Parafraseando Arnold Gehlen (para discordar das conclusões do mesmo e concordar com J. Habermas), apesar de admitir que “as premissas do Iluminismo (Aufklärung) estão mortas”, ainda assim suas consequências continuam em curso e elas não são ‘apenas’ de cunho social, mas também, e eminentemente, de cunho cultural. Admitir que tal discussão esteja obsoleta em nome de um suposto pós-Iluminismo é tornar-se cúmplice, mesmo que involuntariamente, de um evidente contra-Iluminismo. E, como já dizia minha avó, "quem anda pra trás é carangueijo".

Bem diferente é buscar novos entendimentos a partir de um olhar crítico às conquistas intelectuais do passado. Até porque, síntese dialética tem a ver com superação por assimilação e incorporação e não mera rejeição e negação, função da antítese: admitir a irracionalidade não significa, necessariamente, abrir mão da racionalidade.

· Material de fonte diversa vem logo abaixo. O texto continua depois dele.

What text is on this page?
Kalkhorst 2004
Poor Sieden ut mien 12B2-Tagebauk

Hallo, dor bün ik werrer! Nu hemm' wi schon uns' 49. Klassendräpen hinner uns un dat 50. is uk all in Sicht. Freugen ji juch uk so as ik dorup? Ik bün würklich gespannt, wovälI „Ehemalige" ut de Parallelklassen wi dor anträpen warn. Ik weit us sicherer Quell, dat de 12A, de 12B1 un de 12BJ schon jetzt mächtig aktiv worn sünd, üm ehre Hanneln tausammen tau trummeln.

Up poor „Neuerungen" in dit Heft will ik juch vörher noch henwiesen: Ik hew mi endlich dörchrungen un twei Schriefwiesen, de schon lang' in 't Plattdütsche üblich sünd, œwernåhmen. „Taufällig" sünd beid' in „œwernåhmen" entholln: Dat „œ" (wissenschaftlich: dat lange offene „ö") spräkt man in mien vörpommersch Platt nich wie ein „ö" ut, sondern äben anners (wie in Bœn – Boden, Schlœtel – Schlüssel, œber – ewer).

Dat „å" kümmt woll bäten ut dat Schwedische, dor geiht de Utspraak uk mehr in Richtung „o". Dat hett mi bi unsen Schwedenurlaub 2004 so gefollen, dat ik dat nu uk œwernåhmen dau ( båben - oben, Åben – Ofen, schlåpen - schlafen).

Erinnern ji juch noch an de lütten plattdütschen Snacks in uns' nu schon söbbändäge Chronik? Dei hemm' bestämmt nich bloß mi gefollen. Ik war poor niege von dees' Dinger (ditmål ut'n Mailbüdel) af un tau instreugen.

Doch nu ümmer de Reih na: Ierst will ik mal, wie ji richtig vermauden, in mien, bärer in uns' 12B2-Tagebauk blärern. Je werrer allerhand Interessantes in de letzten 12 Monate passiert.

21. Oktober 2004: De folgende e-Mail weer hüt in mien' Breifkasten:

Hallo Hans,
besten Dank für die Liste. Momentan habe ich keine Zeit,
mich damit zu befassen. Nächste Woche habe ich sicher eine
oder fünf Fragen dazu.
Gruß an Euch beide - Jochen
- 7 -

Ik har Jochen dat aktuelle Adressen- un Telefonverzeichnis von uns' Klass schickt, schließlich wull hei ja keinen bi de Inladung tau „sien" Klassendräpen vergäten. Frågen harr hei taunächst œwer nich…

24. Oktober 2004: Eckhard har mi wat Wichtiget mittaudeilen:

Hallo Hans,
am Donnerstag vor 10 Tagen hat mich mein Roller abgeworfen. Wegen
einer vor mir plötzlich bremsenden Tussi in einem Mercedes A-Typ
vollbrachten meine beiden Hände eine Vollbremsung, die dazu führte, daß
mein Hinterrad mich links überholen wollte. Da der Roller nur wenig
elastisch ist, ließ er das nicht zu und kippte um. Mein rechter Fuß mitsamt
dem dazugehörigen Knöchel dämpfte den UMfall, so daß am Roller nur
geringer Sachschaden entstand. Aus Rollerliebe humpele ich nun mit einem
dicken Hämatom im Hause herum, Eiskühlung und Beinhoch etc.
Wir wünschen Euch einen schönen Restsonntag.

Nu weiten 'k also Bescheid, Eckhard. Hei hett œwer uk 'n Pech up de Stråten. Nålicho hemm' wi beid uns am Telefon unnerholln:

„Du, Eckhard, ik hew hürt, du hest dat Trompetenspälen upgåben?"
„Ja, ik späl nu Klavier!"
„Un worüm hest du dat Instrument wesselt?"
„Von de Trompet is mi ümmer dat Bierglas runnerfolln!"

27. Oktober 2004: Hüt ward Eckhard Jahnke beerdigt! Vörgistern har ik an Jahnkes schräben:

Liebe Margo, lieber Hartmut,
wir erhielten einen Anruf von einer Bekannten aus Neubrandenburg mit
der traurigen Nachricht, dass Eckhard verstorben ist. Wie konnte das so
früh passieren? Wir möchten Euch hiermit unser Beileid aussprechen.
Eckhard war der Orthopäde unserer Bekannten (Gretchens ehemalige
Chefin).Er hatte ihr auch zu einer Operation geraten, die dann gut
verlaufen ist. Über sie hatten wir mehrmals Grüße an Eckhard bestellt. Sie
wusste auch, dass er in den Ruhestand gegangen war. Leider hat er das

E que não se diga que a dialética está superada, baseando-se em argumentos no mínimo discutíveis, sob o risco de empobrecimento do pensamento. Ela é, certamente, uma ferramenta limitada (como todas o são, em última análise), mas ainda assim extremamente útil ao processo de reflexão, desde que acompanhada de outras tantas possibilidades instrumentais e não cotejada como verdade única e absoluta.